The report cites OpenAI's suspension of its Sora AI video generation app as evidence of insufficient computing power supply. Morgan Stanley believes this event clearly validates its investment theme—with token counts growing at double-digit rates weekly, computing power supply is severely insufficient, and demand far exceeds supply. Video generation is extremely storage- and HDD-intensive, and storage shortages may have been a factor in Sora's suspension.
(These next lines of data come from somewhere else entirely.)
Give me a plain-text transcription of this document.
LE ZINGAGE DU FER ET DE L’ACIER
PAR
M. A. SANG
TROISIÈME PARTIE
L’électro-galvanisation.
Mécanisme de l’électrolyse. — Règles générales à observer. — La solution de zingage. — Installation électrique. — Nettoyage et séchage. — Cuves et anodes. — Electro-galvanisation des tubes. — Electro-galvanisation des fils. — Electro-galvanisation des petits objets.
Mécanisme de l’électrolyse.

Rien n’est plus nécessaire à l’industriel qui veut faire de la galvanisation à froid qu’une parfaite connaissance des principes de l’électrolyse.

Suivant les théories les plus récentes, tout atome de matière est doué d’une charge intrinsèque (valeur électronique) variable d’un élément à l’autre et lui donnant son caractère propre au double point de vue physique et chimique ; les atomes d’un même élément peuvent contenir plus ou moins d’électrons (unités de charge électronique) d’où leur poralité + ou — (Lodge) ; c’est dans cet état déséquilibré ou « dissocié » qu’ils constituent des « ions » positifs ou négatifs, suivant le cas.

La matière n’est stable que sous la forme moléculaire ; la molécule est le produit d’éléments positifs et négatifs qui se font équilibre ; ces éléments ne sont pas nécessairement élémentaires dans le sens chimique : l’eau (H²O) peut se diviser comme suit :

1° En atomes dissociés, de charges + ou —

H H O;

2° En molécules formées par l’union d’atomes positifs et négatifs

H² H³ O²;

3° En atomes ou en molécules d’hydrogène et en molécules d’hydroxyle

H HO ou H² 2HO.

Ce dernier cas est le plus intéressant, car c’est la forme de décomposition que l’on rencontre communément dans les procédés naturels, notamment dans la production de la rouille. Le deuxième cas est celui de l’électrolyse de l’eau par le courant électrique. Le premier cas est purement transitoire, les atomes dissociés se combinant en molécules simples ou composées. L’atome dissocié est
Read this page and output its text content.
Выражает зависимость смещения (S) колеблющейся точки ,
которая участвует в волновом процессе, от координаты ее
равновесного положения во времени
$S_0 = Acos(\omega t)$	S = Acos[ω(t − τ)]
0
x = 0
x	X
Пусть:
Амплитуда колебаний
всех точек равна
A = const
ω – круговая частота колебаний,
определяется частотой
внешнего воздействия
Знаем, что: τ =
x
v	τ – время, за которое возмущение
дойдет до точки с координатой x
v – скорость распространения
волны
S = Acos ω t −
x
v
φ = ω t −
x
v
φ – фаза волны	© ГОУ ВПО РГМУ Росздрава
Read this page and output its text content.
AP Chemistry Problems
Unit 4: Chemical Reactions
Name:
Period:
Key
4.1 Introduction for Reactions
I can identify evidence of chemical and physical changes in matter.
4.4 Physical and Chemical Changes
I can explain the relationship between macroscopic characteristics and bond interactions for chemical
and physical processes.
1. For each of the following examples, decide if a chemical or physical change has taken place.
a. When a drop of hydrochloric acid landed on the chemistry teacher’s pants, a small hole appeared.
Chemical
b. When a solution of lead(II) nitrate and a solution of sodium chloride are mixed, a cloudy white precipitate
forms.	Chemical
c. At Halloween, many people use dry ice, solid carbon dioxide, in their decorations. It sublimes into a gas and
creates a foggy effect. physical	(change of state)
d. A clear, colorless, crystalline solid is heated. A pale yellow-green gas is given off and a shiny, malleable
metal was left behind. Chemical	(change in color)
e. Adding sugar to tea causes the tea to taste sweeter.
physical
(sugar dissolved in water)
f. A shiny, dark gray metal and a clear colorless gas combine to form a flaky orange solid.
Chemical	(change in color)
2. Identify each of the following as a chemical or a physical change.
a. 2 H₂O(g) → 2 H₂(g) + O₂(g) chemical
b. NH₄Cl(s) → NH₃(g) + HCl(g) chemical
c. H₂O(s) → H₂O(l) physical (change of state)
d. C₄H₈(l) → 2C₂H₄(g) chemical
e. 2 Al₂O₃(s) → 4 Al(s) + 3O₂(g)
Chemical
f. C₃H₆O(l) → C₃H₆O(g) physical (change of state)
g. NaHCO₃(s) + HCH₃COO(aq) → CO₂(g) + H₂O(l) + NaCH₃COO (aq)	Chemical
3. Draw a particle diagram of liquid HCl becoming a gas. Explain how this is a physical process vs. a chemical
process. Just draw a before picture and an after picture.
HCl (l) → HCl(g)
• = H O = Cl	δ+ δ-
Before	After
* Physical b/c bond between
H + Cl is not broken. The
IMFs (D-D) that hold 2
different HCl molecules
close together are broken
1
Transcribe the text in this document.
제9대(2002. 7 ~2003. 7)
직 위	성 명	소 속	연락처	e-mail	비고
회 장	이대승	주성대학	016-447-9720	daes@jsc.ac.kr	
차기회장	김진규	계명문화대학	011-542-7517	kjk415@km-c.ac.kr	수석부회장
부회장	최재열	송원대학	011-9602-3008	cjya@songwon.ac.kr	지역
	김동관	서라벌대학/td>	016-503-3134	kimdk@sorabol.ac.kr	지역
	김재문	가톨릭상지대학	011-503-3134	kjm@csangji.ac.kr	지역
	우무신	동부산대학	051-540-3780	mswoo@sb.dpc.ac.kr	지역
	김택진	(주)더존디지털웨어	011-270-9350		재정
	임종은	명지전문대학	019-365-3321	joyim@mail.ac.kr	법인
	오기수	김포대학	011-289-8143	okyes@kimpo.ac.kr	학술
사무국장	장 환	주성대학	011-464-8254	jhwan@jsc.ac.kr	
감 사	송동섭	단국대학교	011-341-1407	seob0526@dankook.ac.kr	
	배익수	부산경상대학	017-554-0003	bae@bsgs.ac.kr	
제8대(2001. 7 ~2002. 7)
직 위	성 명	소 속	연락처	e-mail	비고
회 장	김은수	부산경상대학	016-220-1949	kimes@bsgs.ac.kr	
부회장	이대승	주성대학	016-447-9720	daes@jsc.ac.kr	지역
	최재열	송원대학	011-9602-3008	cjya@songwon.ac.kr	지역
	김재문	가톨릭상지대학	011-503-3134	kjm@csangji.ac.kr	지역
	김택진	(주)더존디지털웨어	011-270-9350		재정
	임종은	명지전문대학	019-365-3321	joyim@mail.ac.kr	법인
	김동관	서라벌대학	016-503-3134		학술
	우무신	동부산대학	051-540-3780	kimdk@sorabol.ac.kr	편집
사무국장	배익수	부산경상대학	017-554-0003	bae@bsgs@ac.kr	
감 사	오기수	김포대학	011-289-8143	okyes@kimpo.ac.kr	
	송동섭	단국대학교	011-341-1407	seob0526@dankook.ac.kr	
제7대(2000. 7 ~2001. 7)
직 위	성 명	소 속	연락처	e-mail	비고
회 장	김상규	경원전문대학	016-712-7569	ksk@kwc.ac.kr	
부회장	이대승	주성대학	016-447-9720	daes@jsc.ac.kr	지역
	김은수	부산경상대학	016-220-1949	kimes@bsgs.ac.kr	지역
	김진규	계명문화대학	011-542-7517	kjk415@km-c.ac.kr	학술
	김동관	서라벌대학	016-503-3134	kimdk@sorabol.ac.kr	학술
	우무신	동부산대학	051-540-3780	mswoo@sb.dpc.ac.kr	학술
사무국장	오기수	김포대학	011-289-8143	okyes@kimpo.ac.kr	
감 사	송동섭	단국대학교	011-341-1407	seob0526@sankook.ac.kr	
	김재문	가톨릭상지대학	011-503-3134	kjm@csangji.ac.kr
The report points out that for commodities where demand is so strong that it cannot be fully met, it is difficult to maintain an excessively pessimistic stance at current valuation levels.
Micron Target Price $520, SanDisk Target $690
Morgan Stanley maintains its overweight rating on Micron Technology, with a target price of $520, corresponding to approximately 25 times through-cycle earnings per share (EPS) of $21, representing approximately 36% upside from the current stock price of $382.09. In a bull case scenario, the target price is $700 (28x through-cycle EPS of $25), and in a bear case, $240. The firm forecasts Micron's FY2026 GAAP revenue to reach $110.489 billion, with non-GAAP EPS of $59.36 and a non-GAAP gross margin of 77.8%.
For SanDisk, Morgan Stanley sets a target price of $690, corresponding to 23 times through-cycle EPS of $30, an upside of approximately 1.8% from the current stock price of $677.86. The bull case target price is $875, and the bear case is $350. The firm forecasts SanDisk's FY2026 GAAP revenue to reach $15.499 billion, with non-GAAP EPS of $41.09 and a non-GAAP gross margin of 60.2%.
The report notes that at current earnings levels, both companies' annualized free cash flow can reach 15% to 25% of their respective market capitalizations. Even considering cyclical factors, a period of high profitability sustained for more than two years is sufficient to support a substantial increase in stock prices.